2'-岩藻糖基乳糖(2'-fucosyllactose,2'-FL)是人乳寡糖中含量最高的岩藻糖基化寡糖,具有促进双歧杆菌增殖和调节肠道菌群等作用,已被广泛用于婴幼儿食品行业。目前,2'-FL已经成功在大肠杆菌、酿酒酵母、解脂耶氏酵母、枯草芽孢杆菌和谷氨酸棒杆菌中实现从头合成。考虑到食品安全、消费者认知和接受程度,酵母作为GRAS(generally recognized as safe)菌株,在2'-FL的生物合成中更具工业应用前景和商业价值。概述2'-FL的生物合成路径和现状,对2'-FL生物合成常用的底盘细胞进行比较,从底物转运、前体GDP-L-岩藻糖供应、α-1, 2-岩藻糖基转移酶、产物外排和拓宽底物谱等方面综述酵母合成2'-FL的工程化策略,提出酵母合成2'-FL的限制性因素,并对未来研究进行展望。

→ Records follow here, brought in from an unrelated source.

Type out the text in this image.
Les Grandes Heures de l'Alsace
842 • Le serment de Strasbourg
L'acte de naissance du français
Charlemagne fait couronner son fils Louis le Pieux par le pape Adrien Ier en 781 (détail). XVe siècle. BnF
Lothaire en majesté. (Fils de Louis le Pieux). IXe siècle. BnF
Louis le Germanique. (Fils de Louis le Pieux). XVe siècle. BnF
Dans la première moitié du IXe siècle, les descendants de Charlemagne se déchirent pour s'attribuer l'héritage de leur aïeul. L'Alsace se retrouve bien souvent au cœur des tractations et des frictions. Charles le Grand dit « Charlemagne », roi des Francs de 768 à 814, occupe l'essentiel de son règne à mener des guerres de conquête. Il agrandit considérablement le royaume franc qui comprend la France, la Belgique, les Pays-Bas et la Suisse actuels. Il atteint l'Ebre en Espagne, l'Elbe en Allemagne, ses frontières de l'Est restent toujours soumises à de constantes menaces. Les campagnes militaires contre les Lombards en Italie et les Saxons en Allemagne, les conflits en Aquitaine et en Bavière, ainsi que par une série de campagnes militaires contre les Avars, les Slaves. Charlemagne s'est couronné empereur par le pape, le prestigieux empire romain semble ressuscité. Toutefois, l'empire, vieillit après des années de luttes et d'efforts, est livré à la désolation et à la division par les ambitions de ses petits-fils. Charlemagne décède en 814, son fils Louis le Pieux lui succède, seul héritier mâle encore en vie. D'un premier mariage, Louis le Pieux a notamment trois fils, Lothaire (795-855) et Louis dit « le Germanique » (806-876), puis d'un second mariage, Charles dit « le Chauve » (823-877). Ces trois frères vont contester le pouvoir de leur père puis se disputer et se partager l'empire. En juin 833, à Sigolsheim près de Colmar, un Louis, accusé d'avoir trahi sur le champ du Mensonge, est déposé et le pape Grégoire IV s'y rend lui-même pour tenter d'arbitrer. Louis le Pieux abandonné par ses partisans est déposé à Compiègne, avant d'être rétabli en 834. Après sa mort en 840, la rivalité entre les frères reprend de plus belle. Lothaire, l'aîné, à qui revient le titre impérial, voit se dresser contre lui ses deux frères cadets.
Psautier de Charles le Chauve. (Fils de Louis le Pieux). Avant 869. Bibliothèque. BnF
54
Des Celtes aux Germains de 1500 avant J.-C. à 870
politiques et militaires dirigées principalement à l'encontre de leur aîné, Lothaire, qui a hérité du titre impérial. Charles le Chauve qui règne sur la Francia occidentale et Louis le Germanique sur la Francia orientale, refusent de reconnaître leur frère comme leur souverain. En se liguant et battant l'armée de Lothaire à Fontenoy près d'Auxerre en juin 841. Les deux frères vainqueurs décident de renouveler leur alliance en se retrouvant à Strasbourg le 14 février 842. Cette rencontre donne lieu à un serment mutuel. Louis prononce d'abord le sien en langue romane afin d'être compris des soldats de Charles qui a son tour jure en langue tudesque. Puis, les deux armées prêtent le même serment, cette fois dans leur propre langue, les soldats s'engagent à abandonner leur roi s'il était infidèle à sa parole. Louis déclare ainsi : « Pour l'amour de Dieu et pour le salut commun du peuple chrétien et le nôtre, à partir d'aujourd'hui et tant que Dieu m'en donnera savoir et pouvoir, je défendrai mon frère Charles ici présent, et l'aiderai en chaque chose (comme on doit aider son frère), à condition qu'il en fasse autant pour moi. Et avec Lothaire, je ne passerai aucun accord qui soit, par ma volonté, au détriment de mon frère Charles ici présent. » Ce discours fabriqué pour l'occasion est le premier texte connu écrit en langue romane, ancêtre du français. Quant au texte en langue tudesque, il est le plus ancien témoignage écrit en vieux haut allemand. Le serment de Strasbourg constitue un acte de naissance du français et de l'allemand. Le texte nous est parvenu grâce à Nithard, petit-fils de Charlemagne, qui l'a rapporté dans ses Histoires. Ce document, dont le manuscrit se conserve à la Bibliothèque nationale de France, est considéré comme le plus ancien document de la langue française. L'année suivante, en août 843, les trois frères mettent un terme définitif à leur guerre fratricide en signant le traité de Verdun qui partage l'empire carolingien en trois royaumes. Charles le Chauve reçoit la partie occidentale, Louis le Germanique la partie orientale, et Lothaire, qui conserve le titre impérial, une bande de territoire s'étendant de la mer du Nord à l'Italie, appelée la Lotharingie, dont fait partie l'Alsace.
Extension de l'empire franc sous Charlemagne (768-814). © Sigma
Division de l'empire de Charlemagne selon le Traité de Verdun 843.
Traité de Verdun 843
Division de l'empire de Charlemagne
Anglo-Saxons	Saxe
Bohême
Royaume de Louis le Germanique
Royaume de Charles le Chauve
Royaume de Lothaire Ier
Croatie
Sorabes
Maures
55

关键词: 2'-岩藻糖基乳糖酵母α-1, 2-岩藻糖基转移酶合成生物学    
Abstract:

2'-Fucosyllactose is the richest fucosylated oligosaccharide in human milk oligosaccharides, which has been widely used in infant food industry due to its beneficial effect on promoting the proliferation of Bifidobacterium and regulating the balance of intestinal flora. At present, 2'-fucosyllactose has been successfully synthesized in several hosts, such as Escherichia coli, Saccharomyces cerevisiae, Yarrowia lipolytica, Bacillus subtilis and Corynebacterium glutamicum. Previous studies on the biosynthesis of 2'-fucosyllactose in Escherichia coli have been reviewed. In consideration of food safety, consumers’ cognition and acceptance, yeast, as a GRAS strain, has more industrial and commercial prospects for the biosynthesis of 2'-fucosyllactose. However, there are few reviews on the biosynthesis of 2'-fucosyllactose in yeast. Firstly, the current situation and several common hosts of biosynthesis of 2'-fucosyllactose are introduced and compared. Then, some engineering strategies of biosynthesis of 2'-fucosyllactose by yeast are introduced from five aspects, such as substrate transport, the supply of precursor GDP-L-fucose, α-1,2-fucosyltransferase, product efflux and broadening of the substrate spectrum. Finally, several limiting factors of yeast in the biosynthesis of 2'-fucosyllactose are put forward and the future development trends and prospects are discussed.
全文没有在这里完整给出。